第七十二章
陆小云自找难堪 和婶找无辜尝命
正是:
上善若水,水善利万物而不争。
女人若水,水性杨花人格狼藉。
再说铁柱和刘指导员登上了南下的列车,二人寻了座,他们面对面的交谈着。
铁柱道:“刘指,我没法相信事情一个接一个地出现在我的面前。”
刘指导员道:“铁柱,你我是兄弟,无话不说,当警察的,尤其是自己的亲人犯了罪或是出了事,我们都是受烟火有亲情的人,一时接受不了是正常的。”
铁柱呢喃道:“能不接受吗?不接受也得接受。”
刘指导员道:“铁柱,我的兄弟哇,茅草山自从出现有人盗墓,就给茅草山的人带来了灾难,现在茅草山庄的青年人、壮年、妇女们成群结队地去南京、北京去全国各地所谓的卖宝,到底能有几件是从墓里挖出来的啊!是民间搜集,从市场上买来的赝品去招摇撞骗,每天从茅草山庄开往城市的班车坐的都是些什么人,一色的宝贩子。”

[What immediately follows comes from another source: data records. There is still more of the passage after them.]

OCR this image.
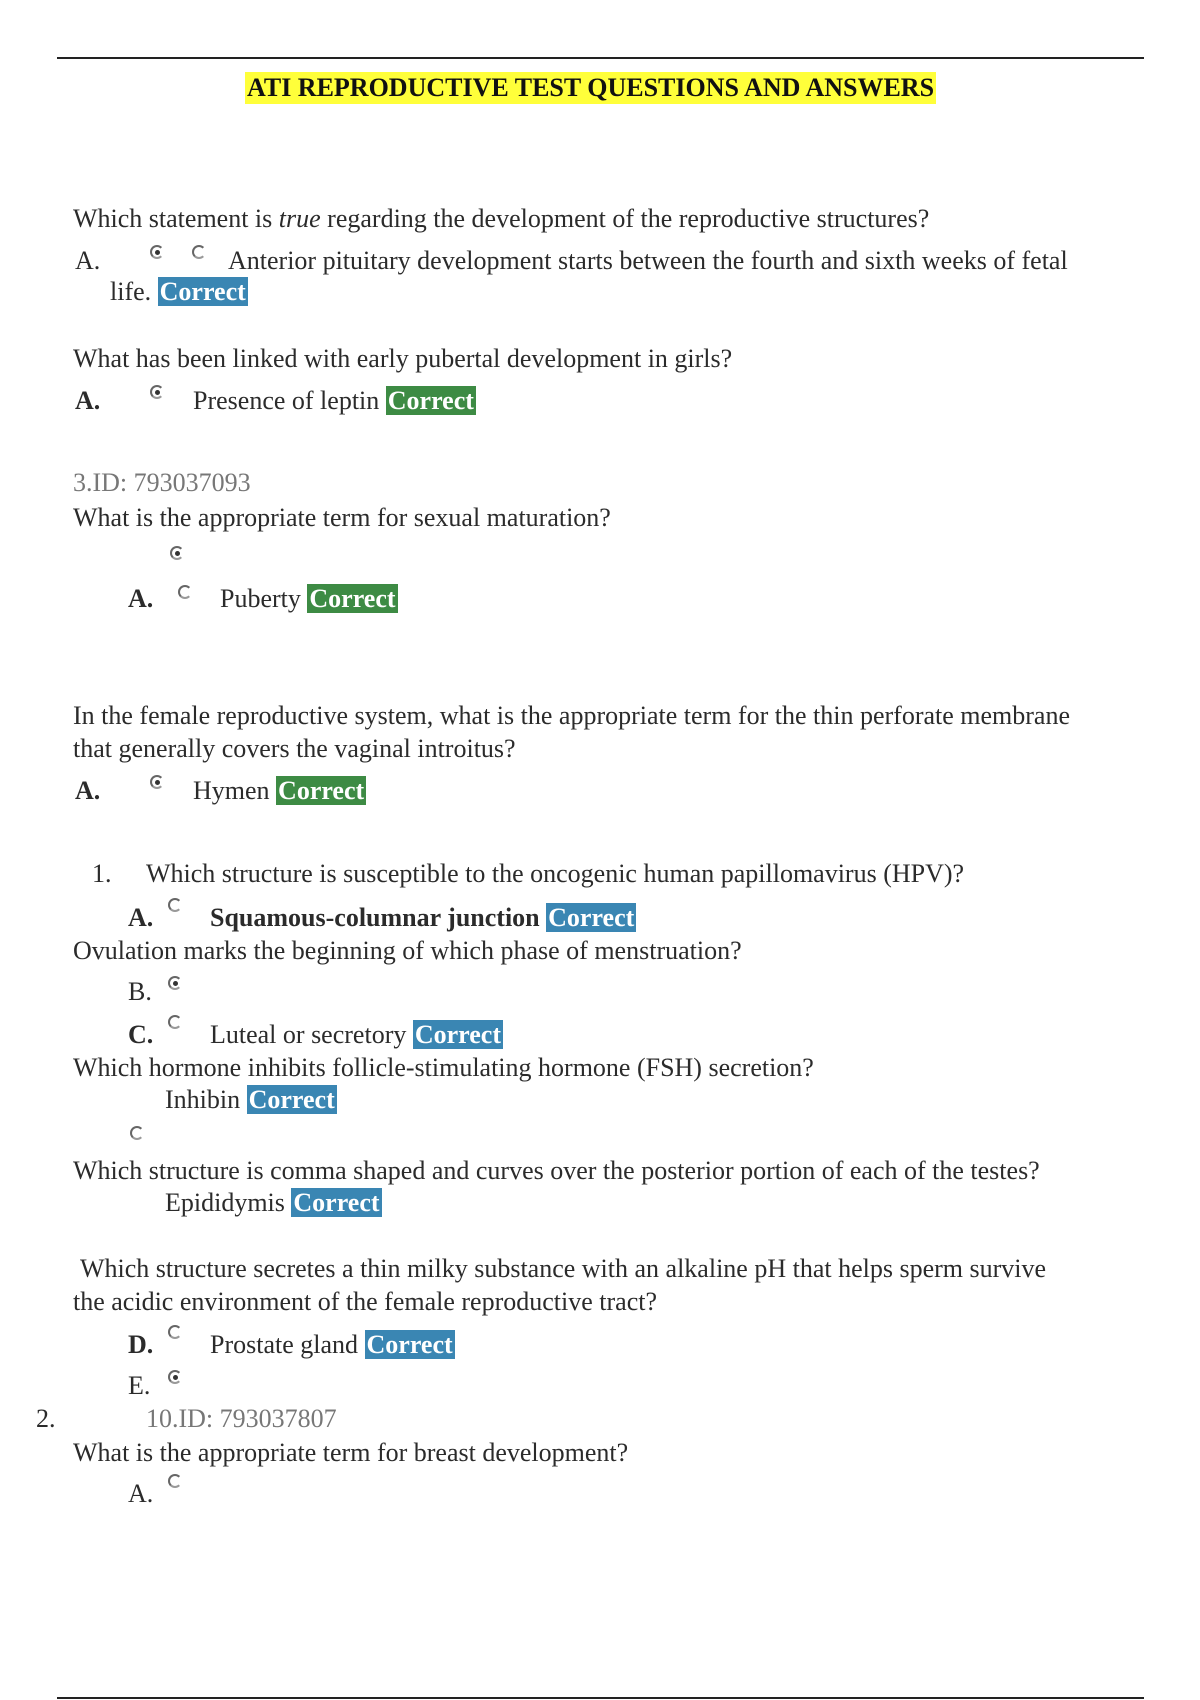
ATI REPRODUCTIVE TEST QUESTIONS AND ANSWERS
Which statement is true regarding the development of the reproductive structures?
A.	Anterior pituitary development starts between the fourth and sixth weeks of fetal
life. Correct
What has been linked with early pubertal development in girls?
A.	Presence of leptin Correct
3.ID: 793037093
What is the appropriate term for sexual maturation?
A.	Puberty Correct
In the female reproductive system, what is the appropriate term for the thin perforate membrane
that generally covers the vaginal introitus?
A.	Hymen Correct
1. Which structure is susceptible to the oncogenic human papillomavirus (HPV)?
A. Squamous-columnar junction Correct
Ovulation marks the beginning of which phase of menstruation?
B.
C. Luteal or secretory Correct
Which hormone inhibits follicle-stimulating hormone (FSH) secretion?
Inhibin Correct
Which structure is comma shaped and curves over the posterior portion of each of the testes?
Epididymis Correct
Which structure secretes a thin milky substance with an alkaline pH that helps sperm survive
the acidic environment of the female reproductive tract?
D. Prostate gland Correct
E.
2.	10.ID: 793037807
What is the appropriate term for breast development?
A.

铁柱忿然道:“这些人走遍中国去行骗,可怜那些瞎了眼的文物收藏爱好者,大把大把的票子被茅草山庄的人骗来了,的确有一部分人发了财。”
刘华道:“他们正是诈骗,在犯罪。”
铁柱道:“可是他们有了钱却为富不仁,神气的不得了,好像是考了个头名状元,村里的人都不认识了。有的在城里买了楼房,有的养了二奶。尤其是赌起博来,真是挥金如土,据说他们一个春节就输了七八十万,有了钱,随心所欲,吃喝嫖赌。”
刘华道:“因为那钱是骗来的,来得太容易了。”
铁柱道:“传说过去茅草山曾经出了个毛老道 为这一带老百姓做了许许多多的好事善事,现在可出了一帮的宝贩子,他们都是诈骗犯罪。”
刘指导员道:“林子大了什么鸟都有,好鸟有名的鸟能有几只?”
铁柱道:“这是茅草山人的罪过,不过,山东出响马,有闲也有余。”
他们经过几十个小时的旅行到了广州,下了车匆匆忙忙打的去了广州某区公安局,来到有关科室的办公室,刘指导员和铁柱在这里受到了该局同行的接待。这里的工作人员将他们带到广州市殡葬馆。铁柱泪珠滚滚双手捧着万和的骨灰盒走了出来,刘指导员随在身后,他们走出了殡葬馆。
古人有训:
一朝之忿,忘其身以及其亲,非惑欤?
我云:
大丈夫能屈能伸,忍得一时之气,方做得人上之人。
再说铁梁、陆小云进了住室,陆小云放下了旅行包,铁梁为其倒了一杯热水,热情地:“弟媳妇,你什么时候来的广州?”
陆小云道:“今天早上。”
铁梁问:“你来广州……”
陆小云坦荡地说:“找你。”
铁梁道:“找我?”
陆小云侃侃而谈:“我不是早就在电话里说出了我的心思,梁子,像你这样的男人,兰花真侮辱了你的名声,她和铁军都不是个东西,我和和婶逮个正着,所以我才和铁军离了婚,这是我的离婚证。”
陆小云从口袋里取出了离婚证,塞到铁梁的手里,铁梁无心手里的这份离婚证,忧心、忿恨、恼火各种心情一齐向他扑来,他将手中的离婚证放在了面前的桌子上,取出一支香烟点燃,大口大口的吸着,他那双没有泪只有怨和怒的眼里,从深处透出一股杀气,他扔下手中半截烟茬,拿起桌上盛着茶水的缸子,狠狠地摔在地上,缸子碎了,茶水溅在陆小云的脚上,陆小云以狡黠的眼神,看着激动的铁梁。
铁梁怒声吼道:“兰花,兰花,你太让我失望了,我要杀了你,还怕污了我这双手,铁军,铁军你也不是个东西。”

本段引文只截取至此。